The plot emerged naturally: for the birthday of one of the residents of a village somewhere in the central region of Ukraine, guests from different regions of Ukraine and the American diaspora gather, and each congratulates the hostess with "advice"-reflections on how to live during the war, on the brink of death. Each participant "translates" the dictation text into their regional dialect and interprets the meaning in their own way.
"You must live interestingly," advises a resident of the Luhansk region in juicy surzhyk. "As long as you're alive, you must love your land, adorn it. Go to the garden, pick the second strawberry coming... make dumplings that mom cooked." "Make them" so that "the devils in the underworld will learn Ukrainian!" - says a resident of the occupied region.
"You must live beautifully," echoes an Odessa resident, naturally in "Odessa" language. – Go to the opera. Make eggplant caviar so that the hands of those who make it don't hurt. When all these ugly ones, who prevent us from living, run to drown in the swamp, then there will be happiness!" After all, "they want us to live like them, dying in quiet horror. But we will live not 'thanks to,' but 'despite'!"
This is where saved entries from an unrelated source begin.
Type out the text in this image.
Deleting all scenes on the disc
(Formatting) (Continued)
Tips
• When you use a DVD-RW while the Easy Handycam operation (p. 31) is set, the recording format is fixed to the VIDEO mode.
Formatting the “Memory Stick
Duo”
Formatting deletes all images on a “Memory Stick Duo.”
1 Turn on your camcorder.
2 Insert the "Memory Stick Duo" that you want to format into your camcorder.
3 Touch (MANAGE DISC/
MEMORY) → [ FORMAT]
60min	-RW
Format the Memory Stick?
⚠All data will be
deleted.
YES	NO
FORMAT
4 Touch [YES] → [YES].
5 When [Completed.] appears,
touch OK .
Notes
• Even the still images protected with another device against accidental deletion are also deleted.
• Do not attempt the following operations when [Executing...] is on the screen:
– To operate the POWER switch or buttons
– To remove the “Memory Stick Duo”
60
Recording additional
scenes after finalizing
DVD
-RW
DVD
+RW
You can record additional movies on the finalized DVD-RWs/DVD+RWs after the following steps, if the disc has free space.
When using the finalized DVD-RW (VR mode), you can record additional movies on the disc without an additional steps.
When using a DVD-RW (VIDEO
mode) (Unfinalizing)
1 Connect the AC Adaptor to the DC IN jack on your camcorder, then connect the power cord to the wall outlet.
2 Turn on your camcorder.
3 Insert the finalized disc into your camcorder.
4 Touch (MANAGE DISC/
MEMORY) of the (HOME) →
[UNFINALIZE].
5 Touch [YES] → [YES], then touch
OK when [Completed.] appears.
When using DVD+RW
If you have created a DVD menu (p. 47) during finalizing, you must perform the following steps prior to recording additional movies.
Living — despite, this is the leitmotif of the entire performance. Despite the daily and nightly bombings, because "How dare they bomb you, my Kyiv?!" — Kyiv residents adapt the classic song about the capital to a wartime tune.
Live here and now, "not tomorrow and not a little" (because "tomorrow" may not come — this is not proclaimed, because it is invisibly, inaudibly felt every moment and everywhere).
The material is fragile: "you must live" for what "you can't grasp with your hands."
"You must live interestingly!" — even on the front line, claims a guest who came from the front.
"You must live — not half-heartedly after a sleepless night, but now, because the whole world considers us unbreakable!" — assures a Kharkiv resident. — Kissing near Shevchenko, going on dates 'under Gradus,'" — (no, not at all what you thought — this is a local architectural landmark, I add from myself). "In Kharkiv, they learned not to postpone anything for tomorrow. And also — not to be ashamed to cry, because a friend died, and it became known only after a year and a half." You must live, and even the theater does not stop working — in a shelter.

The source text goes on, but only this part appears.